The Protestant movement has its origins in present-day Germany and is popularly considered to have begun in 1517
when Luther published The Ninety-Five Theses as a reaction against perceived abuses in the sale of indulgences, which
offered remission of sin to purchasers. Although there were unsuccessful attempts to reform the Roman Catholic Church
long before Martin Luthernotably these of Peter Waldo, Arnold of Brescia, John Wycliffe and Jan Hus-it was Luther who
finally succeeded in sparking a wider movement. The various Protestant denominations share a rejection of the universal
authority of the Pope and generally deny the Roman Catholic doctrine of transubstantiation, although they disagree
among themselves about the doctrine of Christs presence in the Eucharist. They generally emphasize the priesthood of
all believers, the doctrine of justification by faith alone (sola fide) apart from good works, and a belief in the Bible alone
(rather than with Roman Catholic tradition) as the supreme authority in matters of faith and morals (sola scriptura).
(ii) Rise of Islam in Arab
Ans. A real Islamization only came about in the subsequent centuries. The year 622CE is used by Muslims as the start
of their chronology and it marks the migration (Hijra in Arabic) of the Prophet Muhammad and his followers from Mecca
to Medina. Muhammad had been preaching in Mecca for about thirteen years but the Meccans were not responsive to his
teaching. In contrast, the inhabitants of Medina welcome him and the town became the centre of the Muslim faith and
community. Muhammad was not only a religious leader but also a temporal leader and he soon became involved in
warfare with the pagan rulers of Mecca. The Muslims won and abolished the Mecca idols while keeping the city as well
as the old shrine, Kaaba, as centre of Islamic worship. (It is an interesting coincidence that in the Christian world pagan
temples were converted to churches.) By the time of Muhammads death (632CE) the Muslims had conquered the rest of
the Arabian peninsula.
The history of Islam has several parallels with the history of Judaism where Moses was both a prophet and the leader
of his people, even though Moses did not live long enough to enter the promised land. Like Moses, Muhammad made no
claim to divinity and he had a wife. In contrast, Christians believe that Jesus was divine and he never held temporal
authority. The divinity of Jesus and the related dogma of Trinity has been at the root of the many schisms in Christianity.
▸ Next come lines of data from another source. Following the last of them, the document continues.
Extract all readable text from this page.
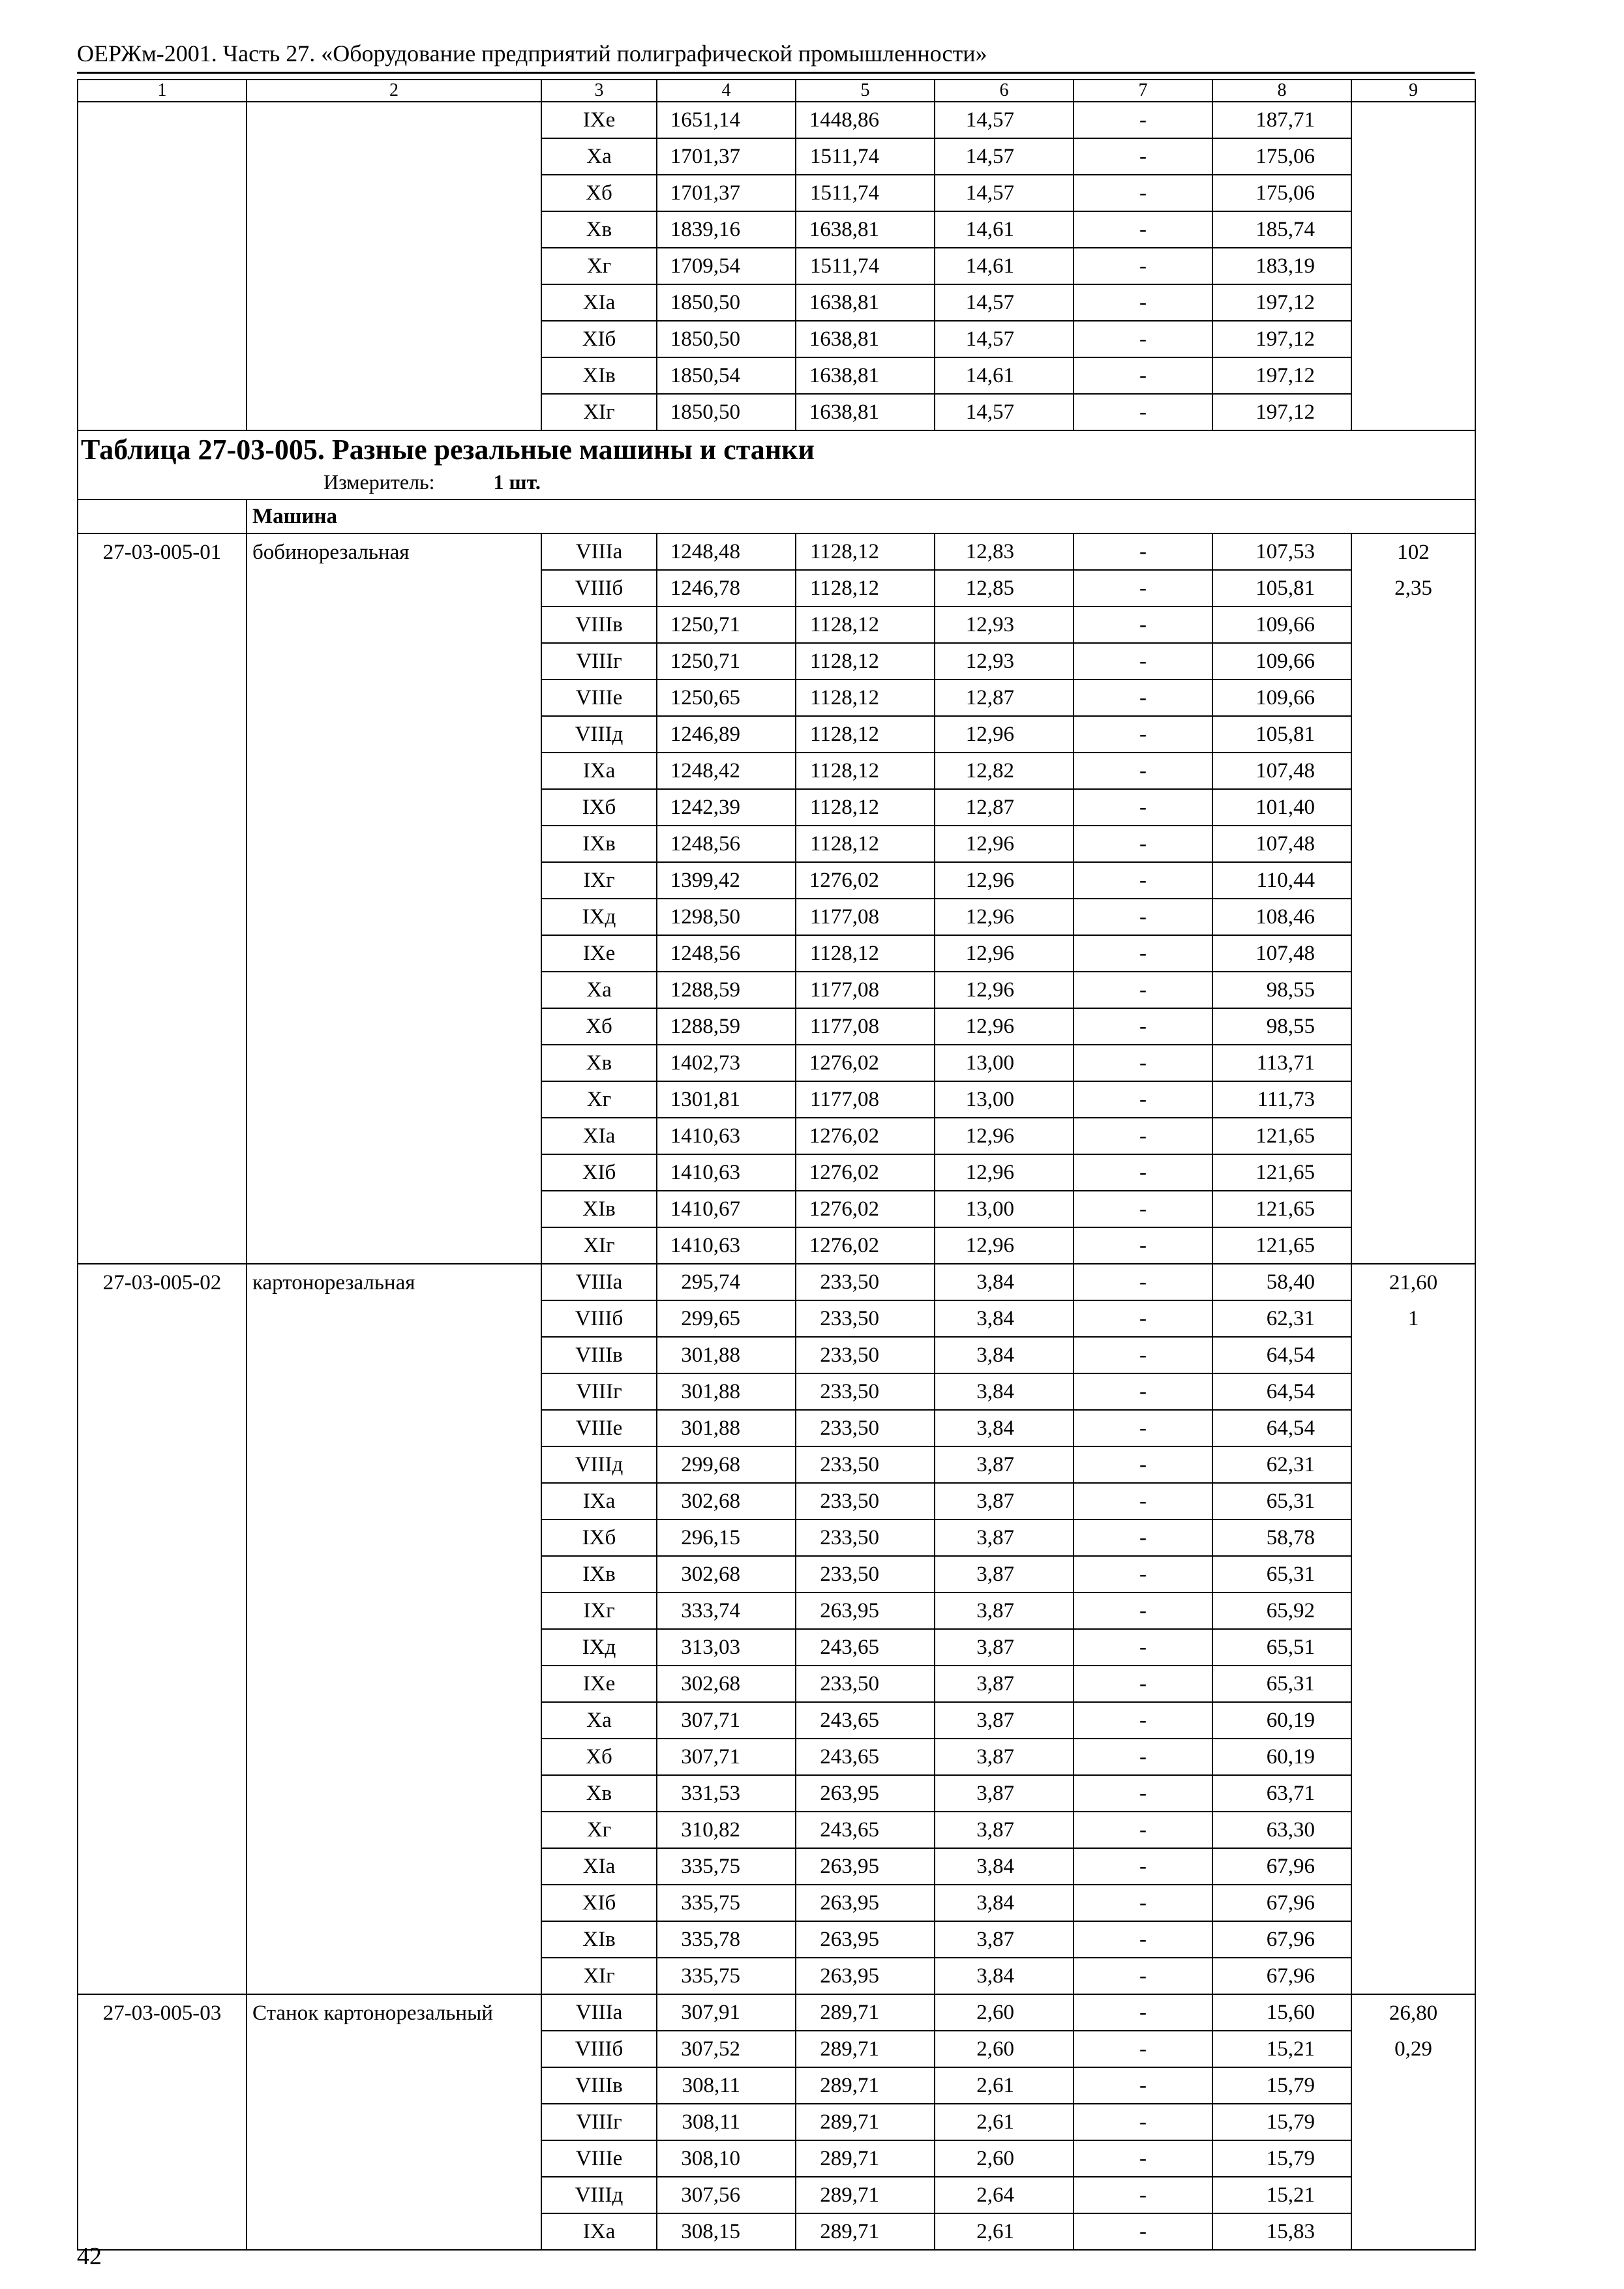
ОЕРЖм-2001. Часть 27. «Оборудование предприятий полиграфической промышленности»
1	2	3	4	5	6	7	8	9
		IXe	1651,14	1448,86	14,57	-	187,71	
		Xa	1701,37	1511,74	14,57	-	175,06	
		Xб	1701,37	1511,74	14,57	-	175,06	
		Xв	1839,16	1638,81	14,61	-	185,74	
		Xг	1709,54	1511,74	14,61	-	183,19	
		XIa	1850,50	1638,81	14,57	-	197,12	
		XIб	1850,50	1638,81	14,57	-	197,12	
		XIв	1850,54	1638,81	14,61	-	197,12	
		XIг	1850,50	1638,81	14,57	-	197,12	

Таблица 27-03-005. Разные резальные машины и станки
Измеритель: 1 шт.								

	Машина							
27-03-005-01	бобинорезальная	VIIIa	1248,48	1128,12	12,83	-	107,53	102
		VIIIб	1246,78	1128,12	12,85	-	105,81	2,35
		VIIIв	1250,71	1128,12	12,93	-	109,66	
		VIIIг	1250,71	1128,12	12,93	-	109,66	
		VIIIe	1250,65	1128,12	12,87	-	109,66	
		VIIIд	1246,89	1128,12	12,96	-	105,81	
		IXa	1248,42	1128,12	12,82	-	107,48	
		IXб	1242,39	1128,12	12,87	-	101,40	
		IXв	1248,56	1128,12	12,96	-	107,48	
		IXг	1399,42	1276,02	12,96	-	110,44	
		IXд	1298,50	1177,08	12,96	-	108,46	
		IXe	1248,56	1128,12	12,96	-	107,48	
		Xa	1288,59	1177,08	12,96	-	98,55	
		Xб	1288,59	1177,08	12,96	-	98,55	
		Xв	1402,73	1276,02	13,00	-	113,71	
		Xг	1301,81	1177,08	13,00	-	111,73	
		XIa	1410,63	1276,02	12,96	-	121,65	
		XIб	1410,63	1276,02	12,96	-	121,65	
		XIв	1410,67	1276,02	13,00	-	121,65	
		XIг	1410,63	1276,02	12,96	-	121,65	
27-03-005-02	картонорезальная	VIIIa	295,74	233,50	3,84	-	58,40	21,60
		VIIIб	299,65	233,50	3,84	-	62,31	1
		VIIIв	301,88	233,50	3,84	-	64,54	
		VIIIг	301,88	233,50	3,84	-	64,54	
		VIIIe	301,88	233,50	3,84	-	64,54	
		VIIIд	299,68	233,50	3,87	-	62,31	
		IXa	302,68	233,50	3,87	-	65,31	
		IXб	296,15	233,50	3,87	-	58,78	
		IXв	302,68	233,50	3,87	-	65,31	
		IXг	333,74	263,95	3,87	-	65,92	
		IXд	313,03	243,65	3,87	-	65,51	
		IXe	302,68	233,50	3,87	-	65,31	
		Xa	307,71	243,65	3,87	-	60,19	
		Xб	307,71	243,65	3,87	-	60,19	
		Xв	331,53	263,95	3,87	-	63,71	
		Xг	310,82	243,65	3,87	-	63,30	
		XIa	335,75	263,95	3,84	-	67,96	
		XIб	335,75	263,95	3,84	-	67,96	
		XIв	335,78	263,95	3,87	-	67,96	
		XIг	335,75	263,95	3,84	-	67,96	
27-03-005-03	Станок картонорезальный	VIIIa	307,91	289,71	2,60	-	15,60	26,80
		VIIIб	307,52	289,71	2,60	-	15,21	0,29
		VIIIв	308,11	289,71	2,61	-	15,79	
		VIIIг	308,11	289,71	2,61	-	15,79	
		VIIIe	308,10	289,71	2,60	-	15,79	
		VIIIд	307,56	289,71	2,64	-	15,21	
		IXa	308,15	289,71	2,61	-	15,83	
42
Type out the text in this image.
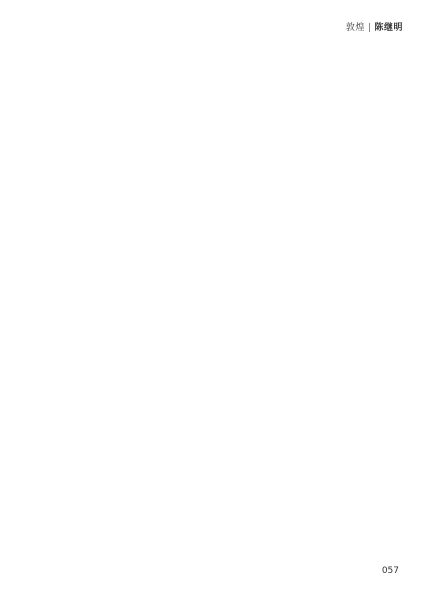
敦煌 | 陈继明

057
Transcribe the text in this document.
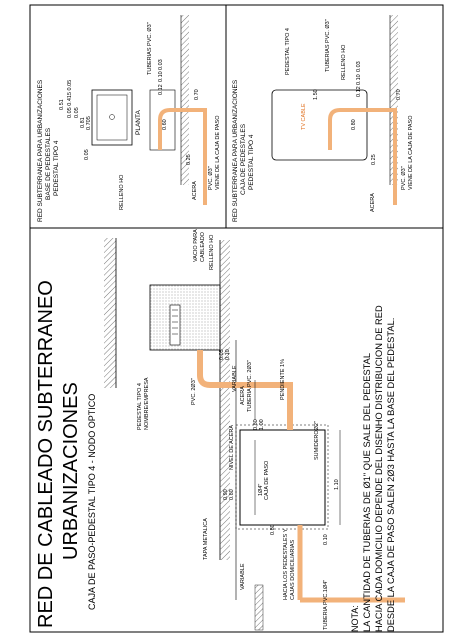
RED DE CABLEADO SUBTERRANEO URBANIZACIONES CAJA DE PASO-PEDESTAL TIPO 4 - NODO OPTICO
VACIO PARA CABLEADO RELLENO HO
PEDESTAL TIPO 4 NOMBRE/EMPRESA	PVC. 2Ø3"	VARIABLE TUBERIA PVC. 2Ø3"
NIVEL DE ACERA
ACERA	PENDIENTE 1%
1Ø4" CAJA DE PASO
SUMIDEROØ2"
TAPA METALICA	HACIA LOS PEDESTALES Y CAJAS DOMICILIARIAS
TUBERIA PVC.1Ø4"
VARIABLE
0.05 0.10
0.80 1.00
0.90 0.80
1.10
0.80
0.10
NOTA: LA CANTIDAD DE TUBERIAS DE Ø1" QUE SALE DEL PEDESTAL HACIA CADA DOMICILIO DEPENDE DEL DISENHO DISTRIBUCION DE RED DESDE LA CAJA DE PASO SALEN 2Ø3 HASTA LA BASE DEL PEDESTAL.
RED SUBTERRANEA PARA URBANIZACIONES BASE DE PEDESTALES PEDESTAL TIPO 4
0.05 0.415 0.05
0.51
0.05
0.81 0.705
0.05
PLANTA
RELLENO HO
TUBERIAS PVC. Ø3" 0.03
0.12
0.10
0.60
0.70
0.25
ACERA
PVC. Ø3" VIENE DE LA CAJA DE PASO RED SUBTERRANEA PARA URBANIZACIONES CAJA DE PEDESTALES PEDESTAL TIPO 4
TV CABLE
PEDESTAL TIPO 4	TUBERIAS PVC. Ø3" RELLENO HO
1.50
0.03
0.10
0.12
0.80
0.70
0.25
ACERA
PVC. Ø3" VIENE DE LA CAJA DE PASO
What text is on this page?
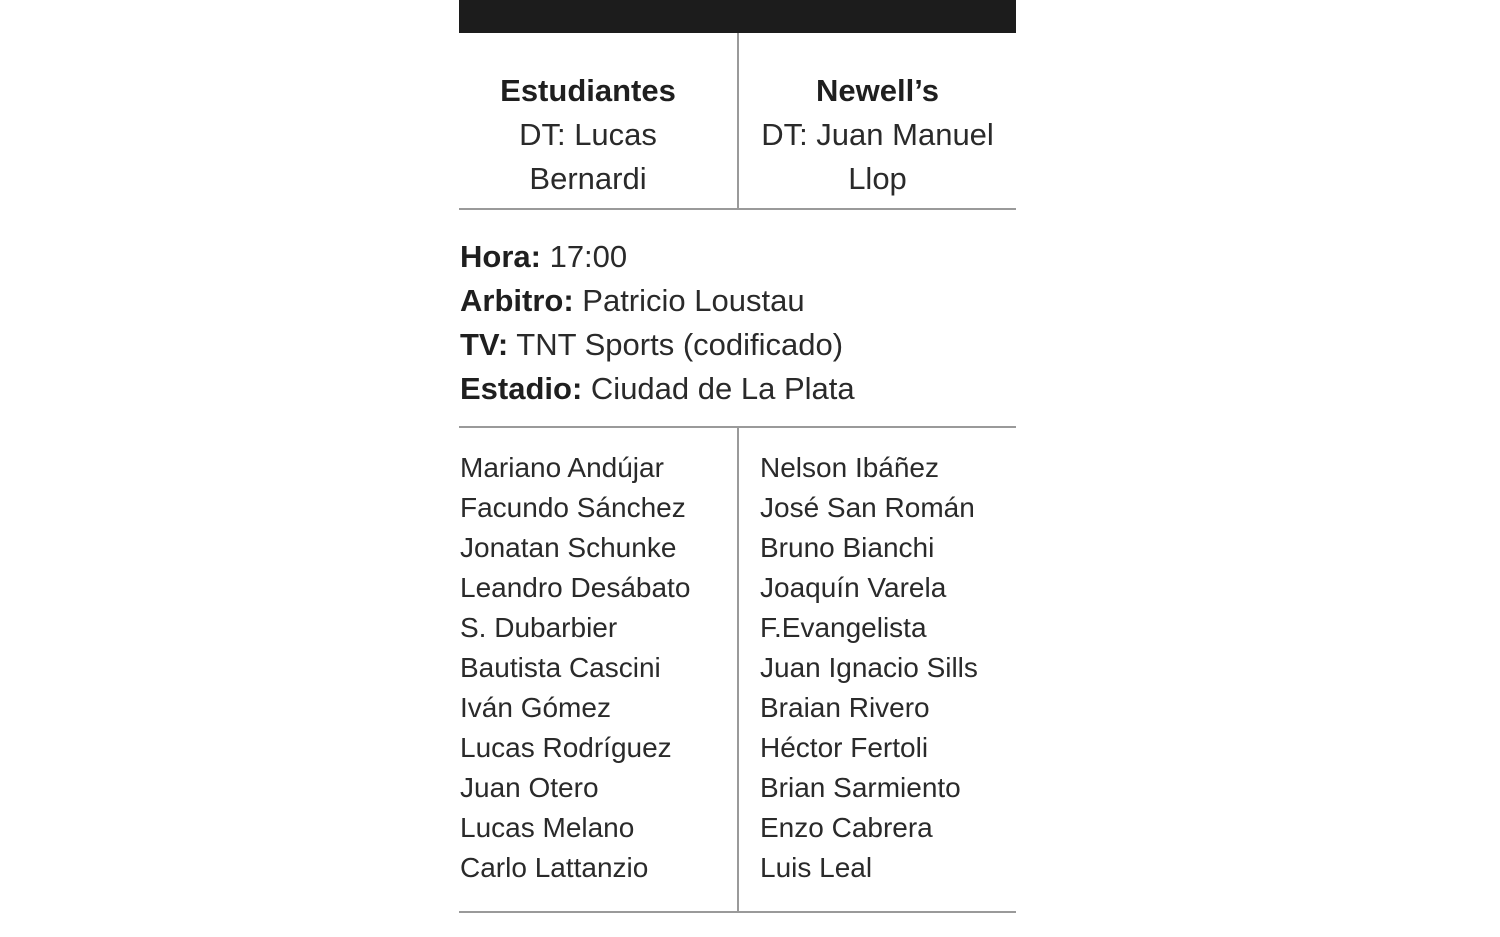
Estudiantes
DT: Lucas
Bernardi
Newell’s
DT: Juan Manuel
Llop
Hora: 17:00
Arbitro: Patricio Loustau
TV: TNT Sports (codificado)
Estadio: Ciudad de La Plata
Mariano Andújar
Facundo Sánchez
Jonatan Schunke
Leandro Desábato
S. Dubarbier
Bautista Cascini
Iván Gómez
Lucas Rodríguez
Juan Otero
Lucas Melano
Carlo Lattanzio
Nelson Ibáñez
José San Román
Bruno Bianchi
Joaquín Varela
F.Evangelista
Juan Ignacio Sills
Braian Rivero
Héctor Fertoli
Brian Sarmiento
Enzo Cabrera
Luis Leal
Islam is also similar to Judaism in two other respects. It requires circumcision of the male followers and it imposes dietary
restrictions that include the prohibition of eating pork. While theological issues are beyond the scope of this writing we
cannot help but observed that Islam and Judaism are much closer to each other than either of them is to Christianity. There
are two questions about Islam that we need to answer. First, why it was successful in the Arabian peninsula and second,
why it spread so quickly after its founding.
About two-thirds of the Muslim world today is Sunni, and one-third Shiite. The Muslim religion was originally
supposed to be for the Arabs only. And the Arabs do basically control it. The Sharif (Governor) of Mecca, for instance, is
from the Hashemite family. Nevertheless, most Muslims in the world are not Arabs.